Notes on Formal Languages

Basics

Formal languages are a tool for describing, modelling or recognizing practical languages.  The primary focus is on the 'syntax' of the language.

To define a particular formal language, we first pick a set of symbols--an alphabet.  (Depending on the langugage we hope to define, the "symbols" might be simple things "a" or "b" or they could be more complex structures--like "if", "then" or "+=".)  Call that alphabet "S".  

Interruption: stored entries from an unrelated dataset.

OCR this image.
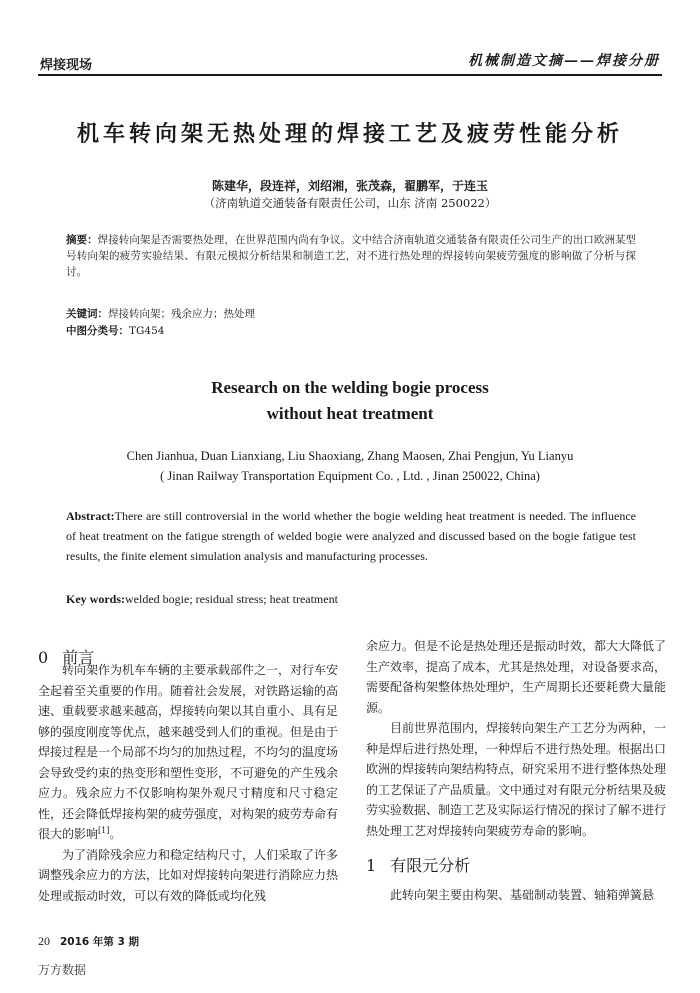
焊接现场	机械制造文摘——焊接分册
机车转向架无热处理的焊接工艺及疲劳性能分析
陈建华，段连祥，刘绍湘，张茂森，翟鹏军，于连玉
（济南轨道交通装备有限责任公司，山东 济南 250022）
摘要：焊接转向架是否需要热处理，在世界范围内尚有争议。文中结合济南轨道交通装备有限责任公司生产的出口欧洲某型号转向架的疲劳实验结果、有限元模拟分析结果和制造工艺，对不进行热处理的焊接转向架疲劳强度的影响做了分析与探讨。
关键词：焊接转向架；残余应力；热处理
中图分类号：TG454
Research on the welding bogie process
without heat treatment
Chen Jianhua, Duan Lianxiang, Liu Shaoxiang, Zhang Maosen, Zhai Pengjun, Yu Lianyu
( Jinan Railway Transportation Equipment Co. , Ltd. , Jinan 250022, China)
Abstract:There are still controversial in the world whether the bogie welding heat treatment is needed. The influence of heat treatment on the fatigue strength of welded bogie were analyzed and discussed based on the bogie fatigue test results, the finite element simulation analysis and manufacturing processes.
Key words:welded bogie; residual stress; heat treatment
0 前言

转向架作为机车车辆的主要承载部件之一，对行车安全起着至关重要的作用。随着社会发展，对铁路运输的高速、重载要求越来越高，焊接转向架以其自重小、具有足够的强度刚度等优点，越来越受到人们的重视。但是由于焊接过程是一个局部不均匀的加热过程，不均匀的温度场会导致受约束的热变形和塑性变形，不可避免的产生残余应力。残余应力不仅影响构架外观尺寸精度和尺寸稳定性，还会降低焊接构架的疲劳强度，对构架的疲劳寿命有很大的影响[1]。

为了消除残余应力和稳定结构尺寸，人们采取了许多调整残余应力的方法，比如对焊接转向架进行消除应力热处理或振动时效，可以有效的降低或均化残

余应力。但是不论是热处理还是振动时效，都大大降低了生产效率，提高了成本，尤其是热处理，对设备要求高，需要配备构架整体热处理炉，生产周期长还要耗费大量能源。

目前世界范围内，焊接转向架生产工艺分为两种，一种是焊后进行热处理，一种焊后不进行热处理。根据出口欧洲的焊接转向架结构特点，研究采用不进行整体热处理的工艺保证了产品质量。文中通过对有限元分析结果及疲劳实验数据、制造工艺及实际运行情况的探讨了解不进行热处理工艺对焊接转向架疲劳寿命的影响。

1 有限元分析

此转向架主要由构架、基础制动装置、轴箱弹簧悬

20 2016 年第 3 期
万方数据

We call an arbitrary combination of symbols (allowing both repeats and unused symbols) a word.  A formal language is a set of words over some alphabet.  Two obvious examples of such a language are 1) the empty set (that is no words at all, which works regardless of the alphabet) and 2) S* (kleene star operator) which is the set of _all_ possible words over the alphabet.  The interesting languages are the ones which are non-trivial subsets of S*.

A language can be defined either by generator (a group of rules which allow you to "build" words in the language) or a recognizer (a machine which checks whether a suggested word is in the language), but we will typically describe the language with the generator, and then try to build recognizers to more practically manage.  

Regular Languages

Regular languages are typically generated by regular expressions.  We can define regular expressions like this:

1) The empty string is a valid regular expression.
2) Any symbol in the language is a valid regular expression.
3) If A is a valid regex, then A+ and A* are valid regexes.
4) If A and B are valid regexes, then A|B is a valid regex.
5) If A is a valid regex, then (A) is a valid regex.

The meaning of these rules is as follows:

1) This means that the empty string is a valid word in the language (assuming we use the rule in the definition of our language).
2) This means that the symbol (in offered rule) is a valid word in the language.
3) A+ means that we accept words which are an arbitrary (but not zero) number of copies of words from A.
A* means that we also accept the zero-length words from A.
4) A|B means that any word in either A or B is a valid word in the langauge being defined.
5) (A) means the same thing as the language A, its just a notional convenience.

Thought Problem:  Describe how to define A* just using the other bits of the definition.

Finite Automata

Let's be super lazy and ignore the empty string.  

A finite automata is a machine designed to recognize regular languages.  It consists of:

a) a finite set of symbols called the alphabet (S)
b) a finite set of states (Q)
c) an initial state (where the machine starts, called q0)
d) a set of final states (F, which is a subset of Q)
e) a transition function (D: Q x S -> S)

The machine is used to determine if a candidate word is a member of the language.  It works like this:

The FA starts in state q0.


We read the next character in the candidate word and apply the transition function to determine the next state.
If there is no valid transition (given the current state and the symbol), then the candidate word is not accepted (the machine halts).


When the candidate word (input string) is exhausted, the machine checks whether the current state is in F.  
If it is, the word is accepted.
If it is not, the word is not accepted.

Thought problem: Devise metamachines which--given basic machines which recognizes the regex A and B--can recognize languages like A* or B+ or A|B.


Context-Free Grammar


CFGs can be used to define more complex languages than those definable by regular expressions (N.B. except for those languages which are finite, mostly languages which are defined by a Regex or a CFG are countably infinite, so the languages are the same size).

A CFG looks like this:

a) a set of terminal symbols (S, the alphabet)
b) a set of non-terminal symbols (V, it is important that V and S are disjoint).
c) a distinguished start nont-terminal S0.
d) a set of production rules.

Productions rules are of the form V -> W   (where W is in (S U V)*, that is arbitrary strings that are made of members of either S or V).

A "derivation" is a series of applications of production rules (starting from just S0), which use the production rule to replace a non-terminal symbol with the RHS of the rule, which ends with a string consisting of only non-terminals.

e.g. Consider the following set of production rules:

S0 -> AA
A -> x
A -> BB
B -> y

then an example derivation would be  S0 ->  AA  ->  xA -> xBB -> xyB -> xyy   (which means xyy is a 'word' in the language.)